Since School Functioning consisted of only one item for age group 2–5 years, Rasch analysis was not conducted for this age group. For age group 6–13 years, Rasch analysis provided little insight for item exclusion as none of the items performed well in any of the subsamples. School1 (“paying attention in class”) and School3 (“keeping up with schoolwork”) exhibited disordered thresholds and DIF and School2 (“forgetting things”) did not fit the Rasch model (Appendix Table 4E). Consequently, Rasch analysis for age group 14–17 years was primarily used to help guide item exclusion across all ages. For age group 14–17 years, School2 did not fit the Rasch model in any of the subsamples, thus was excluded. School1 was also excluded at this point because School1 is not a validated PedsQL item for children under five years old, and the HSCS needs to apply across all age groups. In addition, School1 (total score 2/5) performed worse than School3 (total score 4/5) for age group 14–17 years.

School absence

Though none of the subsamples could be fitted to the overall Rasch model, SchAbs2 (“missing school to go to doctor”) performed worse across all age groups (total score 0/5) than SchAbs1 (“missing school because sick”) (Appendix Table 4F).

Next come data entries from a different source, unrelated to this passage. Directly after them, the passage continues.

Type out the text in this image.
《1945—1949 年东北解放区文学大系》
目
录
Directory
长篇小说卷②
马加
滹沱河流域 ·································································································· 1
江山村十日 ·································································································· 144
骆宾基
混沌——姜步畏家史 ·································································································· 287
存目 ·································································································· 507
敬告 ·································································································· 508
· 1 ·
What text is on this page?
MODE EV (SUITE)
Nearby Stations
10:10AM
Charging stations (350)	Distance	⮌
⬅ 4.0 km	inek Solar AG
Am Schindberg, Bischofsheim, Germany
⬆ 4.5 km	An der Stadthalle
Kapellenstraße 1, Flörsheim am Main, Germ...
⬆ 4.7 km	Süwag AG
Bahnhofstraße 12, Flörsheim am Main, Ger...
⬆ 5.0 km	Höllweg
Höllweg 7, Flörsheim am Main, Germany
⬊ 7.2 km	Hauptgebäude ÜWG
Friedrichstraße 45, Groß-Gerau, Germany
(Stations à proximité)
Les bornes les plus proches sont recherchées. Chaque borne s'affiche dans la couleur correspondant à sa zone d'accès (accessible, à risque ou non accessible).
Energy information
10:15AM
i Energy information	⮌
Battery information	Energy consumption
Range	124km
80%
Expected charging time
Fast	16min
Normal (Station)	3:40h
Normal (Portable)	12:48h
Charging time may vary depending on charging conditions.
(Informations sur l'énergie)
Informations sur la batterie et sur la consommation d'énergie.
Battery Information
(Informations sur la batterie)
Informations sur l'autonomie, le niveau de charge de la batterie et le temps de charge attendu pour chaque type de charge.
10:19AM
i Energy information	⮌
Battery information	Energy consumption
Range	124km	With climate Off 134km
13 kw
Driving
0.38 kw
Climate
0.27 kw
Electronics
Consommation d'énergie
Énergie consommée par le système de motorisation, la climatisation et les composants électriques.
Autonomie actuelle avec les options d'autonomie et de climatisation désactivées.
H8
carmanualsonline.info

The individual \({\chi }^{2}\) statistics for SchAbs2 were statistically significant for all subsamples, indicating poor item fit to the Rasch model. Therefore, SchAbs2 was excluded.

Step 2 – Item selection

Table 2 provides a summary of results for the remaining nine items following Step 1. Appendix Table 6 also includes an item-by-item summary of performance and details when items were excluded and which were selected.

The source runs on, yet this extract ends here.